Millions of dollars’ worth of contraceptives that were supposed to reach African clinics have sat in a warehouse in Geel, Belgium since early 2025, according to El País. The shipment—valued at $9.7 million and procured through USAID—was stranded after the Trump administration dismantled what the paper calls the world’s largest development aid organisation. About 77% of the supplies were intended for roughly 10 African countries, including Kenya, Nigeria, the Democratic Republic of Congo and Mali.

In Nairobi, the shortage shows up less as a headline than as a calendar problem: implants expire, appointments are pushed out, and clinics substitute whatever method is still on the shelf. El País reports that at the Embakasi health centre staff have been unable to provide combined oral contraceptives to any patient since January 2026, tracking stock with a hand-drawn monthly chart that shows zeros across the year. Emergency contraception was out of stock in March and April, while intrauterine devices and subdermal implants appear intermittently. Women interviewed by the paper describe waiting for resupply or being urged to switch methods—an option many resist after hearing stories of side effects or misinformation.

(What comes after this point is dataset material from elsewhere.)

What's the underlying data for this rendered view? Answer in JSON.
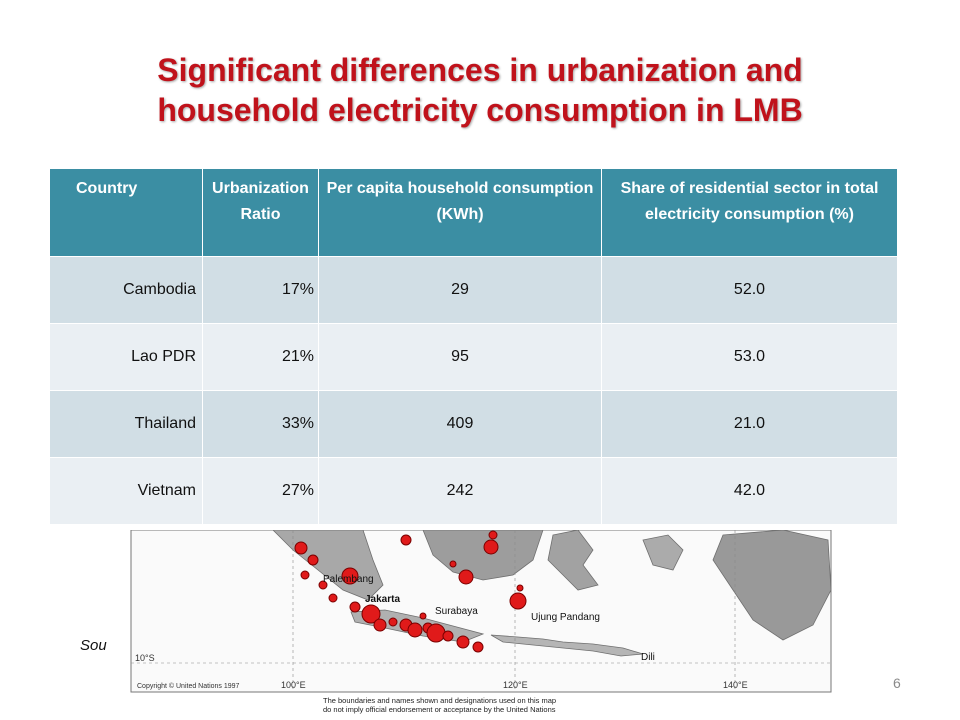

Kenya’s demand for family planning is not marginal. El País cites data showing 76% of married women aged 15 to 49 want family planning, while modern contraceptive use is 57%, leaving a large gap that clinics typically manage through steady procurement and routine follow-up. When that pipeline breaks, the costs move quickly from procurement spreadsheets to households: one woman quoted by El País says she cannot afford a privately purchased implant—about 1,500 Kenyan shillings, plus the cost of a clinical visit—after her previous implant expired.

Clinics also absorb downstream medical risk. At Embakasi, post-abortion care has increased by 50%, El País reports, rising from about 10 cases per month last year to 15–20 now, with most patients aged 19 to 24 and having had abortions outside the health system. Kenya’s constitution permits voluntary termination only in medical emergencies or when the mother’s life is at risk, a legal boundary that does not reduce the number of unintended pregnancies so much as shift where complications are treated.

The contraceptives remain in storage in Belgium, at risk of expiring or being destroyed. In the meantime, the shortage is being managed one appointment at a time, with a chart on a clinic wall marking what is no longer available.